CREDIBILITY DETERMINATIONS:

What follows in the ruling, is the judge’s determination for credibility for each of the witnesses.  He found the plaintiffs and the other four lay witnesses for the plaintiffs to be credible, and the plaintiffs’ nine experts to be “amply qualified.”

On the other hand…the judge points out that the proponents withdrew all but one of their witnesses, citing that their experts feared for their “personal safety” if the proceedings were broadcast.  The judge also mentions that once it had been established that the proceedings WOULD NOT be broadcast in any way…proponents still only produced one witness.  And that witness, Blankenhorn…while a self-proclaimed expert in “marriage, family, and child well-being,” he had no degree in sociology, psychology, or anthropology…and even Blankenhorn admitted that his knowledge came from “read[ing] articles and ha[ving] conversations with people, and tr[ying] to be an informed person about it.“  In the end, the judge determined that Blankenhorn’s testimony did NOT constitute “expert testimony” and was therefore “inadmissible opinion testimony” since Federal Rule of Evidence 702 dictates that expert testimony must actually contain actual “FACTS OR DATA” that were gathered using “RELIABLE PRINCIPLES AND METHODS.

And then…to drive home the point that Blankenhorn’s testimony was not based on data that had been properly gathered, on pages 41 through 49 the judge points out (and provides research citations) all the places where Blankenhorn was factually WRONG.

AND SO ON:

The next 55 pages of the ruling concern themselves with the many “Findings of Fact” noted during the course of the trial…and are followed on page 109 by the “Conclusions of Law.“  After a lengthy and thorough examination of each side’s key positions, Judge Walker concludes:

1 - Preserving the “definition of marriage” as being between a man and a woman?  He writes: “Tradition alone, however, cannot form a rational basis for a law…tradition of restricting an individual’s choice of spouse based on gender does not rationally further a state interest…

2 - The need to “act with caution” when implementing social changes?  He writes: “Plaintiffs presented evidence at trial sufficient to rebut any claim that marriage for same-sex couples amounts to a sweeping social change…the evidence shows beyond debate that allowing same-sex couples to marry has at least a neutral, if not a positive, effect on the institution of marriage and that same-sex couples’ marriages would benefit the state.

3 - Opposite-sex parents are superior in parenting, and would be harmed by same-sex couples being allowed to marry?  He writes: “The evidence supports two points which together show Proposition 8 does not advance any of the identified interests…same-sex parents and opposite-sex parents are of equal quality…and Proposition 8 does not make it more likely that opposite-sex couples will marry and raise offspring…

4 - Allowing same-sex marriage would violate the First Amendment rights of those who oppose gay marriage to disagree with the practice, and who wish to teach their children to reject same-sex marriage?  He writes: “These purported interests fail as a matter of law.  Proposition 8 does not affect any First Amendment right or responsibility of parents to educate their children…Proposition 8 is not rationally related to an interest in protecting the rights of those opposed to same-sex couples because, as a matter of law, Proposition 8 does not affect the rights of those opposed to homosexuality or to marriage for couples of the same sex.

5 - The state has an interest in treating same-sex couples as different from opposite-sex couples?  He writes: “Here, proponents assume a premise that the evidence thoroughly rebutted: rather than being different, same-sex and opposite-sex unions are, for all purposes relevant to California law, exactly the same.  The evidence shows conclusively that moral and religious views form the only basis for a belief that same-sex couples are different from opposite-sex couples.

6 - Catchall…any other reasons?  He writes: “…proponents, amici and the court, despite ample opportunity and a full trial, have failed to identify any rational basis Proposition 8 could conceivably advance.

He goes on to say, “In the absence of a rational basis, what remains of proponents’ case is an inference, amply supported by evidence in the record, that Proposition 8 was premised on the belief that same-sex couples simply are not as good as opposite-sex couples.

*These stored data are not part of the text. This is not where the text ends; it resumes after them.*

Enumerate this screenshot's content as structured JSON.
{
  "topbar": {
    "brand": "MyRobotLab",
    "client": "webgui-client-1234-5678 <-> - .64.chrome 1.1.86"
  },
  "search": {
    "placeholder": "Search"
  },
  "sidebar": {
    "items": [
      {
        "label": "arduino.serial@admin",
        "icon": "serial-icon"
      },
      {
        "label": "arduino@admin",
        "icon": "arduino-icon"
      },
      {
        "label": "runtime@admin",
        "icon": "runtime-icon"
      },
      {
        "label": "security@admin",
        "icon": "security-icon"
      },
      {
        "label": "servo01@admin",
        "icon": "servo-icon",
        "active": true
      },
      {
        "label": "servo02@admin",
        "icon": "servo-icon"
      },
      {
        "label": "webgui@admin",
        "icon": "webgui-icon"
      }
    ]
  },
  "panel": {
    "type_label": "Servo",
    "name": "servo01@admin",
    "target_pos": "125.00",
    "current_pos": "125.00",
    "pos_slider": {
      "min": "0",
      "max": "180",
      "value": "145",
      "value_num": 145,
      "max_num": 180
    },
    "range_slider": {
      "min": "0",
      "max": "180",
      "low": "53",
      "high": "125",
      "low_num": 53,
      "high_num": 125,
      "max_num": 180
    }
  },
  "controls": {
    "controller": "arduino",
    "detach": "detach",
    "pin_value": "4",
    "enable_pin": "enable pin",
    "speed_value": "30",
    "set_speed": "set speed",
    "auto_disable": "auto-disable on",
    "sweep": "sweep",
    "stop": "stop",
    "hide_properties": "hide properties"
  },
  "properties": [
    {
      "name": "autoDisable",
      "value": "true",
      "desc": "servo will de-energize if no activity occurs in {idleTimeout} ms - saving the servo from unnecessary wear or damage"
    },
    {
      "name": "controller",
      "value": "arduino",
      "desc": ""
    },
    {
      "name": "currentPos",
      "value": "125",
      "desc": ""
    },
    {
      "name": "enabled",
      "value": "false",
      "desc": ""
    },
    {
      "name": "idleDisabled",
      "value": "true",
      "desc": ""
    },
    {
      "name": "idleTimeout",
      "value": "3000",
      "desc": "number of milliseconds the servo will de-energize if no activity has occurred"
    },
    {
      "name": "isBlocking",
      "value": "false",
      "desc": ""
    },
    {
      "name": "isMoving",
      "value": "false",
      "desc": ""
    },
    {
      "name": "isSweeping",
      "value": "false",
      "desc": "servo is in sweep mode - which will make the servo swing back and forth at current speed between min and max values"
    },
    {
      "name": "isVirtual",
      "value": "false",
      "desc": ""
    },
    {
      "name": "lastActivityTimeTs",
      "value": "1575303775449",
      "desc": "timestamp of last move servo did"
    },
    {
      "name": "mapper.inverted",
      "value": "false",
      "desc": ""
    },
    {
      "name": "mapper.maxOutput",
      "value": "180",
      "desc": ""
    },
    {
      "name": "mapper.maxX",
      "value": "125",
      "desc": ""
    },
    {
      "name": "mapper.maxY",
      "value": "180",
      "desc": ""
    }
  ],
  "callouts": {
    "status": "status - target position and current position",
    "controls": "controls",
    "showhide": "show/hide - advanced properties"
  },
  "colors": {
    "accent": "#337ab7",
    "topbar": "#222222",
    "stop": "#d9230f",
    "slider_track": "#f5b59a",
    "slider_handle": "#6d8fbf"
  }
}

FF 78-80. Whether that belief is based on moral disapproval of homosexuality, animus towards gays and lesbians or simply a belief that a relationship between a man and a woman is inherently better than a relationship between two men or two women, this belief is not a proper basis on which to legislate. See Romer, 517 US at 633; Moreno, 413 US at 534; Palmore v Sidoti, 466 US 429, 433 (1984) (“[T]he Constitution cannot control [private biases] but neither can it tolerate them.”).

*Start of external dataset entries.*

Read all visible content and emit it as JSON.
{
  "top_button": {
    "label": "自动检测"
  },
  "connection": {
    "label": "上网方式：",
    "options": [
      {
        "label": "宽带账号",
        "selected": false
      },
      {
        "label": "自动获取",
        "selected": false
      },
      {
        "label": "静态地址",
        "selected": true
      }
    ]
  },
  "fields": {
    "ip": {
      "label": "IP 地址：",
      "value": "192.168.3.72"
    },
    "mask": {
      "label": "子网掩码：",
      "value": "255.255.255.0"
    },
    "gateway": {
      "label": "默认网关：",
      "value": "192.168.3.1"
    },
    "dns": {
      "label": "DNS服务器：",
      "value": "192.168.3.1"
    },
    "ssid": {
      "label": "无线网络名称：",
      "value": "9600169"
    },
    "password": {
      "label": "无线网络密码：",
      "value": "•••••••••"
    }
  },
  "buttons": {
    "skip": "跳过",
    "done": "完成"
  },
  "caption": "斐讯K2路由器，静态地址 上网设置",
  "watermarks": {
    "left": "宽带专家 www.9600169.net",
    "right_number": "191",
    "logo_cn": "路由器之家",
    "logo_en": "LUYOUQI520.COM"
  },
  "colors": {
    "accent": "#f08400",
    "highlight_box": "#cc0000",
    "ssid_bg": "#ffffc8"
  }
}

And in his conclusion: “Proposition 8 fails to advance any rational basis in singling out gay men and lesbians for denial of a marriage license. Indeed, the evidence shows Proposition 8 does nothing more than enshrine in the California Constitution the notion that opposite sex couples are superior to same-sex couples. Because California has no interest in discriminating against gay men and lesbians, and because Proposition 8 prevents California from fulfilling its constitutional obligation to provide marriages on an equal basis, the court concludes that Proposition 8 is unconstitutional.

CLOSING THOUGHT:

I suppose the issue of gay marriage has always been somewhat of a mystery to me.

It would seem, in a nation of laws (and lawyers!) that there would be enough people knowledgeable enough on the subject of the law, on the Constitution, on Due Process…that such a clear-cut legal issue would have been resolved long ago.  But it hasn’t…

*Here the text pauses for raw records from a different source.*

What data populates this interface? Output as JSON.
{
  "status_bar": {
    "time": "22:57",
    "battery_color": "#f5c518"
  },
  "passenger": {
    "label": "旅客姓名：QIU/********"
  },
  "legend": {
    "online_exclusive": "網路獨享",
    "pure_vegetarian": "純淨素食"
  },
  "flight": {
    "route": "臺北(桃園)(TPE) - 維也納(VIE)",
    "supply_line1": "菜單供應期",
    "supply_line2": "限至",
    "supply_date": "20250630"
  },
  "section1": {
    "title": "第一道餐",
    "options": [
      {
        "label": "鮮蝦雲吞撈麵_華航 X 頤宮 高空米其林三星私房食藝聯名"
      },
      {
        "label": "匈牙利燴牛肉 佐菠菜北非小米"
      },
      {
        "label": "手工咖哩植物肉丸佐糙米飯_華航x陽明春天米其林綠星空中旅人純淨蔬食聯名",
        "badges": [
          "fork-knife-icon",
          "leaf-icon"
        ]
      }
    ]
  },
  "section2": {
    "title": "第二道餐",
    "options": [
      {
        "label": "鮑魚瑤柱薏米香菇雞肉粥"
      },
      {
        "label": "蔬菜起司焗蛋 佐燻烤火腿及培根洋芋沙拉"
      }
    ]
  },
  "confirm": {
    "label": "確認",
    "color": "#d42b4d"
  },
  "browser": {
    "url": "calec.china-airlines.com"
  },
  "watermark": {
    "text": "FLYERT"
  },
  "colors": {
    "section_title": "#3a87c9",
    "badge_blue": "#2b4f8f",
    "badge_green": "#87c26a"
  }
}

It would seem, in a nation full of people who were at one time discriminated against in the exact same ways, using the exact same arguments…I’m talking to you, Native Americans, women, and African Americans…that there would be a multitude of people able to say, “Hey!  I know what you are doing…we have seen these tricks and faulty arguments before…you did this to us, and we’re not going to let you do it to someone else!“  But that hasn’t happened either…

The fact that it is still yet to be resolved shows the sheet power of prejudice when mixed with tradition and/or religion.  It renders citizens blind to their own hypocrisy, as many of them will completely reject the discrimination of the past, while actively calling for discrimination in the present.  At one point, those opposed to marriage between black and white citizens quoted moral, scientific, and biblical rationales…and if you went up to your average Proposition 8 supporter, they would tell you that that is WRONG…and then they would turn around and use the same “moral arguments,” bogus science, and biblical references to condemn same-sex marriage.

But in the end they will fail.  Because it’s not about their pious, self-proclaimed “moral authority.”  And it’s certainly not about their religion.  And the science and social data is not on their side.

It’s about the law.  We are a nation of laws.  We are all bound by these laws, and sheltered by the protection they provide.  We are fortunate that these laws are applied in a way that is designed to treat us all equal…and that will not allow some among us to be treated as “less equal” for very long.